The refusal of Palestinians in Gaza to surrender to Israel’s demand that they recognise its “right” to discriminate against them, even in the face of its criminal starvation siege imposed with the backing of the United States and the European Union, is only the latest demonstration of the fallacy of such assumptions.

A more compelling argument, expressed most recently on Cif by Nadia Hijab and Victoria Brittain, states that under the current circumstances of oppression, when Israel is bombing and indiscriminately killing; imprisoning thousands under harsh conditions; building walls to separate Palestinians from each other and from their lands and water resources; incessantly stealing Palestinian land and expanding colonies; besieging millions of defenceless Palestinians in disparate and isolated enclaves; and gradually destroying the very fabric of Palestinian society, calling for a secular, democratic state is tantamount to letting Israel “off the hook”.

They worry about weakening an international solidarity movement that is “at its broadest behind a two-state solution”. But even if one ignores the fact that the Palestinian “state” on offer now is no more than a broken-up immiserated Bantustan under continued Israeli domination, the real problem with this argument is that it assumes that decades of upholding a two-state solution have done anything concrete to stop or even assuage such horrific human rights abuses.

Since the Palestinian-Israeli Oslo agreements were signed in 1993, the colonisation of the West Bank and all the other Israeli violations of international law have intensified incessantly and with utter impunity. We see this again after the recent Annapolis meeting: as Israel and functionaries of an unrepresentative and powerless Palestinian Authority go through the motions of “peace talks”, Israel’s illegal colonies and apartheid wall continue to grow, and its atrocious collective punishment of 1.5 million Palestinians in Gaza is intensifying without the “international community” lifting a finger in response.

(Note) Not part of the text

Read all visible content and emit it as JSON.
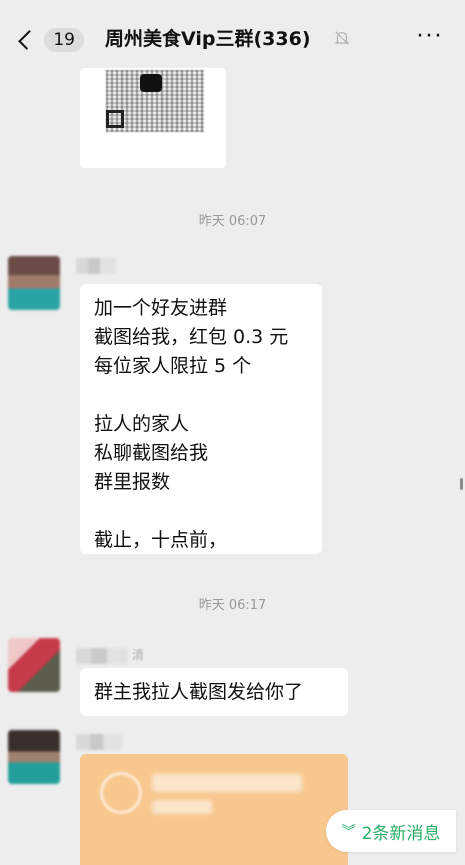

This “peace process”, not peace or justice, has become an end in itself — because as long as it continues Israel faces no pressure to actually change its behaviour. The political fiction that a two-state solution lies always just around the corner but never within reach is essential to perpetuate the charade and preserve indefinitely the status quo of Israeli colonial hegemony.

To avoid the pitfalls of further division in the Palestinian rights movement, we concur with Hijab and Brittain in urging activists from across the political spectrum, irrespective of their opinions on the one state, two states debate, to unite behind the 2005 Palestinian civil society call for boycott, divestment and sanctions, or BDS, as the most politically and morally sound civil resistance strategy that can inspire and mobilise world public opinion in pursuing Palestinian rights.

The rights-based approach at the core of this widely endorsed appeal focuses on the need to redress the three basic injustices that together define the question of Palestine – the denial of Palestinian refugee rights, primary among them their right to return to their homes, as stipulated in international law; the occupation and colonisation of the 1967 territory, including East Jerusalem; and the system of discrimination against the Palestinian citizens of Israel.

Sixty years of oppression and 40 years of military occupation have taught Palestinians that, regardless what political solution we uphold, only through popular resistance coupled with sustained and effective international pressure can we have any chance of realising a just peace.

Hand in hand with this struggle it is absolutely necessary to begin to lay out and debate visions for a post-conflict future. It is not coincidental that Palestinian citizens of Israel, refugees and those in the diaspora, the groups long disfranchised by the “peace process” and whose fundamental rights are violated by the two-state solution have played a key role in setting forward new ideas to escape the impasse.

Rather than seeing the emerging democratic, egalitarian vision as a threat, a disruption, or a sterile detour, it is high time to see it for what it is: the most promising alternative to an already dead two-state dogma.